Beautiful. I thought it was pyrite when I first saw the picture.
And, indeed it was. But a particularly interesting form. Apparently not as widespread as I might have thought!
I searched for “Devil’s Dice” on a whim today trying to figure out what sort of rock it was I carted around the country for years as a kid. I dug mine out of the hill my elementary school (Rose Hill Elem.) sat on, also in Charlottesville, VA, in 1967-68. My most treasured find was about one inch square and very heavy. Absolutely tickled to see there were other kids my age digging for the Devil’s Dice during the same time frame.
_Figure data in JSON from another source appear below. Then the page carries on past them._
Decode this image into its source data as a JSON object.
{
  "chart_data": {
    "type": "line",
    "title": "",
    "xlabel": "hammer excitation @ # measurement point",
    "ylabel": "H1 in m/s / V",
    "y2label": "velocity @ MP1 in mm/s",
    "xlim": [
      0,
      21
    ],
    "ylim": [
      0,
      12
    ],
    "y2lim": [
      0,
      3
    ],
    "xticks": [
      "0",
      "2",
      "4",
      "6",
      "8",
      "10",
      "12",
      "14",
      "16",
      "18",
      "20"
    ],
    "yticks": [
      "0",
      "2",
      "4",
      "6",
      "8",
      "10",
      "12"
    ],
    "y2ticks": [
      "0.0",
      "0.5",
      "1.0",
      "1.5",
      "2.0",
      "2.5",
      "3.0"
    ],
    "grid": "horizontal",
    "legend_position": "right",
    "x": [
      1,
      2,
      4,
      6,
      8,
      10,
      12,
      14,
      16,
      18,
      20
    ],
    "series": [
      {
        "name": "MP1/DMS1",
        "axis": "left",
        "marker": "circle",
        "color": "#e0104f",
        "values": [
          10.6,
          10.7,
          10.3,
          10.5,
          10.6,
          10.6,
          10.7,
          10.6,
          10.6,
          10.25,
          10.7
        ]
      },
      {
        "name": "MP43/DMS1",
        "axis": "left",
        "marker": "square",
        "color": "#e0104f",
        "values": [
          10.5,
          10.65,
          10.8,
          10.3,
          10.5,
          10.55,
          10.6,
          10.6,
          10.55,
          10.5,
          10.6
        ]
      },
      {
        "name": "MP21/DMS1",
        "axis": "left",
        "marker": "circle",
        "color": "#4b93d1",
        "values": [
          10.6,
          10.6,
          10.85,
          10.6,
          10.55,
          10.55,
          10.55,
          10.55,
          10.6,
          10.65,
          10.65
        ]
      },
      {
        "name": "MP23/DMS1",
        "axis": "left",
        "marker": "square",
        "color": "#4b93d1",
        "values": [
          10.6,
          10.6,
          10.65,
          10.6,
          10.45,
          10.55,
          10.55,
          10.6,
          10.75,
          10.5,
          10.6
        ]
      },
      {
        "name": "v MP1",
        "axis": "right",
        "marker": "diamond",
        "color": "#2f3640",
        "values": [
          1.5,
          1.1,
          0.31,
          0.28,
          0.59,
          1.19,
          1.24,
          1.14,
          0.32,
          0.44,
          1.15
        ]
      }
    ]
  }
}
Once, in the property of the resident at South Haven Acres Lane, off Old Lynchburg Rd, in C’ville, I discovered a huge devil’s dice. Bigger than a showpiece at the University of Virginia. Something about 3-1/2 inches by roughly an inch-and-a-half square. I behaved less than sensibly. I was under the impression the site was an Indian burial site. I attempted to hit the object to see if it was gold. It was gold alright… It shattered into an endless number of pieces. If you only knew how bad I felt about that!
I found them when the woods and fields were prepared for the building of Charlottesville High School. It was just one gigantic field filled with them.
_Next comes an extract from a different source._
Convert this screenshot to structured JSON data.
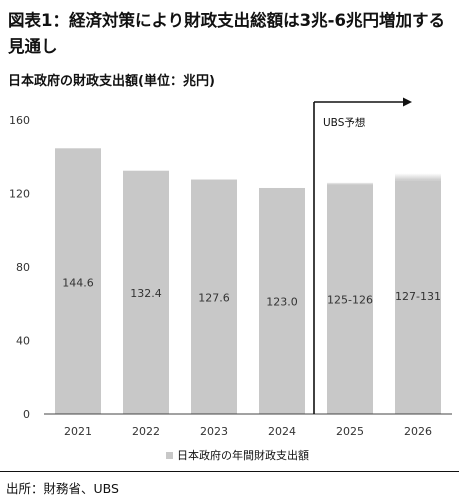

I have the world’s largest collection of Devil’s Dice, each of which I picked up in various spots around southern Albemarle over the past 40+ years.
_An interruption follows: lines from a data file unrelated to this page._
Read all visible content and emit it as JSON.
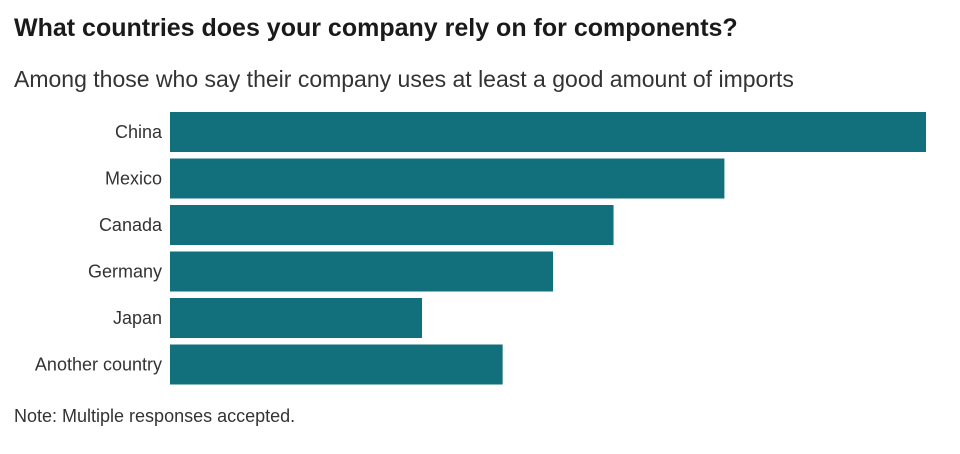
{
  "title": "What countries does your company rely on for components?",
  "subtitle": "Among those who say their company uses at least a good amount of imports",
  "note": "Note: Multiple responses accepted.",
  "colors": {
    "bar": "#12707c"
  },
  "chart_data": {
    "type": "bar",
    "orientation": "horizontal",
    "title": "What countries does your company rely on for components?",
    "subtitle": "Among those who say their company uses at least a good amount of imports",
    "xlabel": "",
    "ylabel": "",
    "categories": [
      "China",
      "Mexico",
      "Canada",
      "Germany",
      "Japan",
      "Another country"
    ],
    "values": [
      75,
      55,
      44,
      38,
      25,
      33
    ],
    "xlim": [
      0,
      75
    ],
    "grid": false,
    "legend": "none"
  }
}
Cool! Have you ever photographed them, perhaps putting an image up of them online?
I have many of these collected from South Carolina. Can the brown tarnish be removed?
I’m sure it is possible, but what rock hound would wish to disturb the lovely chocolate patina?
They are beautiful looking. I did not realise that they shattered when hit. It would be fantastic to see a field full of them, though I suppose a farmer might view it differently!
I too knew “devil’s dice” from digging in the playground at Rose Hill Elementary school in Charlottesville about 1967-68. I am just stunned to see so many responses about DD from Charlottesville! I wonder if there is some unique geology in Albemarle County that made them so prevalent?
I am inclined to agree with you that conditions must have been “just right” for that. Amazingly so.
I’ve found a few pieces of devil’s dice in my backyard. I was just thinking it would be fun to get the kids a metal detector to look around the yard and the woods behind the house. Where’s my backyard? Charlottesville.
Sounds like fun. Invite me, too! Just kidding. You know, some geologist should made a podcast or host a show on why Charlottesville seems to hold the world’s supply of DD.
This is great! My sons (5 & 7 years old) just found dozens of Devil’s Dice this past weekend. My wife and I went online to learn more about these treasures and happily found this site. It will be no surprise to anyone reading this: we live in Charlottesville!
Dang, I live in Charlottesville, never heard of or seen these but I’ll be looking now!
I used to have a bucket full of Devil’s Dice that I had dug up in Johnson Village in Charlottesville. There was new construction there (we’re talking 50 years ago now) and the place was covered in them. I found my best one on the lot where, a couple of years later, my mom’s house was built. Alas, my mom got rid of them sometime after I left for college. I wish I still had a couple of the larger ones.
A bucketful! Wow. I first spotted mine not too far away where the local Kingdom Hall was being built. A few miles away from Johnson Village. I could have beat myself half to death when I realized a handful of miles further away from that, I found one about 4″ longs and an inch-and-a-quarter square that I broke. It twas bigger than the one at the science library of UVA! Sigh. Thanks for your comment, Sarah.
Wow, my family and I just found a handful or so by the Briar Fork Store. We figured we’d leave the rest for everyone else. Wonderful day out!
AKA ‘fool’s gold’. Wikipedia’s article on DD/ iron pyrite is worth a look.
I have 2 little ones found in western Albemarle Co. Being a native Virginian, I brought them and a clear chip of crystal quartz from the same place along as touchstones. It’s not at all rare and historically was used to produce sulfuric acid.
My dad, now 86 said he found his behind MacIntire elementary School in Charlottesville in the mud slide after a rain.